The repository is structured with modular functions, including handling trial criteria checks, LLM integration, patient data processing, and clinical trial data handling. The primary submission notebook demonstrates the end-to-end process.
- Clone the repository:
git clone https://github.com/arun98aol/patient-trial-match-scispacy-rag.git
cd patient-trial-match-scispacy-rag
Follow the notebook for next steps - Patient Trial Match [Submission].ipynb
- Python 3.11.9, Windows.
- Refer functions section below to change LLM APIs.
- This notebook contains the takeaways and challenges faced.
- Trials data is not uploaded to this repo, so, use reload=True to fetch again or download a sample dataset online. (takes hours to get all, so set n=1000)
- Outputs (JSON and CSV) in data/output folder
.
├── data
│ ├── annotated_synthea/ # Processed synthetic dataset with UMLS codes.
│ ├── example_patient_logs/ # Example patient logs.
│ ├── output/ # Task output folder.
│ ├── patient/ # Processed patient files.
│ ├── trials/ # Processed trials files. Should contain df_trials_processed.csv
│ ├── LLM_PromptExample1.txt # Brainstorming with large language models (example 1).
│ ├── LLM_PromptExample2.txt # Brainstorming with large language models (example 2).
│ └── umls_codes.csv # Relevant UMLS codes for trials and patients (definitions and aliases), generated using SciSpacy models.
├── functions
│ ├── __pycache__/ # Python cache files.
│ ├── criteria_checks.py # Contains all the basic criteria checks.
│ ├── llm_apis.py # Handles API calls to large language models.
│ ├── patient_trial_matcher.py # Main matching algorithm for patient-trial.
│ ├── patients.py # Patient data processing scripts.
│ ├── scispacy_models.py # SciSpacy model processing.
│ └── trials.py # Trial data processing scripts.
├── synthea_100/ # Original downloaded sample dataset of patients.
├── .env # Important! Contains API keys and environment variables.
├── .gitignore # Standard Git ignore file for excluding certain files from the repository.
├── 00. Data Collection & Research.ipynb # Notebook for data collection and research.
├── 01. Data Exploration.ipynb # Notebook for initial data exploration.
├── 02. Setting Up Basic Match.ipynb # Notebook for setting up a basic match algorithm.
├── LICENSE # License for the project.
├── Patient Trial Match [Submission].ipynb # Main submission notebook for patient-trial matching.
├── README.md # README file with project overview.

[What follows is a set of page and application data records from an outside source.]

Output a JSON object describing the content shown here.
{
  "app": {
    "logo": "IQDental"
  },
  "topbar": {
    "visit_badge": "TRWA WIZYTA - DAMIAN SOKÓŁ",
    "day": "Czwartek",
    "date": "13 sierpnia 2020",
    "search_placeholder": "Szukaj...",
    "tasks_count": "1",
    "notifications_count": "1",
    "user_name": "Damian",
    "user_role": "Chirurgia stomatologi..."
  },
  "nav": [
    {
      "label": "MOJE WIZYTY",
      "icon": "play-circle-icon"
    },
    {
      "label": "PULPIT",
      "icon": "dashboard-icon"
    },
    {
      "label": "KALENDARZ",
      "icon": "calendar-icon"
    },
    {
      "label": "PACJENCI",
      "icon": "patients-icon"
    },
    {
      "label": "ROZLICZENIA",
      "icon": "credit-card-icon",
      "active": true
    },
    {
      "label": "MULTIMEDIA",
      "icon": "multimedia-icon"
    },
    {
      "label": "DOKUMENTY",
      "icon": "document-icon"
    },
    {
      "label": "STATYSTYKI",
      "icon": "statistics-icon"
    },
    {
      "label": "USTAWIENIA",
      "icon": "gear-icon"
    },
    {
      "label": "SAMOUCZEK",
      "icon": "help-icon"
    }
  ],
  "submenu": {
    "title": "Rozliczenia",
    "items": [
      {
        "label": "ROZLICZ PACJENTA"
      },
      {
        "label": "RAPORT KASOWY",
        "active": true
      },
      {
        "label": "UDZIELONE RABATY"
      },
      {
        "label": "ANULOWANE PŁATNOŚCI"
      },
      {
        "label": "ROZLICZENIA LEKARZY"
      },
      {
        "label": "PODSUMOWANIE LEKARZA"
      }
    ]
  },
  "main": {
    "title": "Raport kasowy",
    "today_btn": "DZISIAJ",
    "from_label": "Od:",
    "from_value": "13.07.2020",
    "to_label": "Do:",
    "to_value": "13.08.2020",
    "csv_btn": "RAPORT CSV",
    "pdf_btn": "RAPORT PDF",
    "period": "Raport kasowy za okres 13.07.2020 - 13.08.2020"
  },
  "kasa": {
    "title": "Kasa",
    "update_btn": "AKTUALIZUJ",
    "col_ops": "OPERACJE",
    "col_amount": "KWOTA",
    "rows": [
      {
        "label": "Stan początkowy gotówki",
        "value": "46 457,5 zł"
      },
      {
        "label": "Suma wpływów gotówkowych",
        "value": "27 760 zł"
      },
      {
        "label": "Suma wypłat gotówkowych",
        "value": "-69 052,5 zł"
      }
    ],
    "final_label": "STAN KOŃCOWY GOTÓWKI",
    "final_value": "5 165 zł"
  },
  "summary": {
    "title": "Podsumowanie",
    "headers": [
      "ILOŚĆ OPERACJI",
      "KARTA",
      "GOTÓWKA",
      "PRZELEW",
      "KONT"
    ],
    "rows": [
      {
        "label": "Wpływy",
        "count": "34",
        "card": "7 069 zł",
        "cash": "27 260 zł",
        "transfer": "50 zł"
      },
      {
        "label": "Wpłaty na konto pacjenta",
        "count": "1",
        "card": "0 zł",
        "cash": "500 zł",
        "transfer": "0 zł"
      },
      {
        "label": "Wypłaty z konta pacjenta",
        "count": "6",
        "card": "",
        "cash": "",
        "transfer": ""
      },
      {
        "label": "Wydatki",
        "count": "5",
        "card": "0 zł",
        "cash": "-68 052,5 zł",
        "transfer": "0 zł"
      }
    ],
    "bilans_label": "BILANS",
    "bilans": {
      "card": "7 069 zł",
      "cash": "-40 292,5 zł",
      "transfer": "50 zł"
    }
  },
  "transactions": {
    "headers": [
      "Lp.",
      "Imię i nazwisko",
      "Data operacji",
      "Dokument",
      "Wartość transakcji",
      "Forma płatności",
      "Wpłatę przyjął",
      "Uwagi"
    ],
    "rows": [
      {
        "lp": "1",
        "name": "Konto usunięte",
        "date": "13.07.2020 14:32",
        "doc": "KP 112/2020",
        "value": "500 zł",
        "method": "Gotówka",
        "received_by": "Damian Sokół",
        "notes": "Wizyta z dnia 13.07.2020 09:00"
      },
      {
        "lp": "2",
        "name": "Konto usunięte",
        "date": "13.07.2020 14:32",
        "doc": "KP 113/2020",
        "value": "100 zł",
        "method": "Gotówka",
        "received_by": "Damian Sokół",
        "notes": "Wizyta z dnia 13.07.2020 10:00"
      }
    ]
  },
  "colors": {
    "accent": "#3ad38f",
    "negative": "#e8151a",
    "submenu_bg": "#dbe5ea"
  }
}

└── requirements.txt # File listing Python dependencies for the project.
-
llm_apis.py:
- This module contains functions that call LLM APIs (e.g., OpenAI's GPT or Mistral API) to help interpret trial criteria when they are not easily interpretable using traditional logic. The call_openai_api function decides which API is used (Azure/OpenAI) incase you need to modify that. Additionally, the 'patient_trial_matcher.py' file defines which api is used OpenAI or Mistral incase you need to change that.
-
patient_trial_matcher.py:
- The main logic for matching patients to clinical trials. This function integrates rule-based matching, LLM-assisted checks, and generates output in JSON format.
-
patients.py:
- Contains helper functions for loading, processing, and transforming patient data.
-
scispacy_models.py:
- Utilizes SciSpacy and UMLS models to extract useful entities from clinical notes, patient profiles, and trial descriptions.
-
trials.py:
- Functions for handling trial data, including extracting criteria and preparing them for matching.
-
annotated_synthea/:
- Contains annotated synthetic patient data generated using Synthea, with added labels and UMLS codes for conditions and medications.
-
example_patient_logs/:
- Example logs generated from patient-trial matching processes, useful for debugging and analyzing the pipeline’s behavior.
-
output/:
- This folder contains JSON outputs and logs generated during the patient-trial matching process.
-
umls_codes.csv:
- A CSV file that stores extracted UMLS codes for conditions and medications used in matching patients to clinical trials.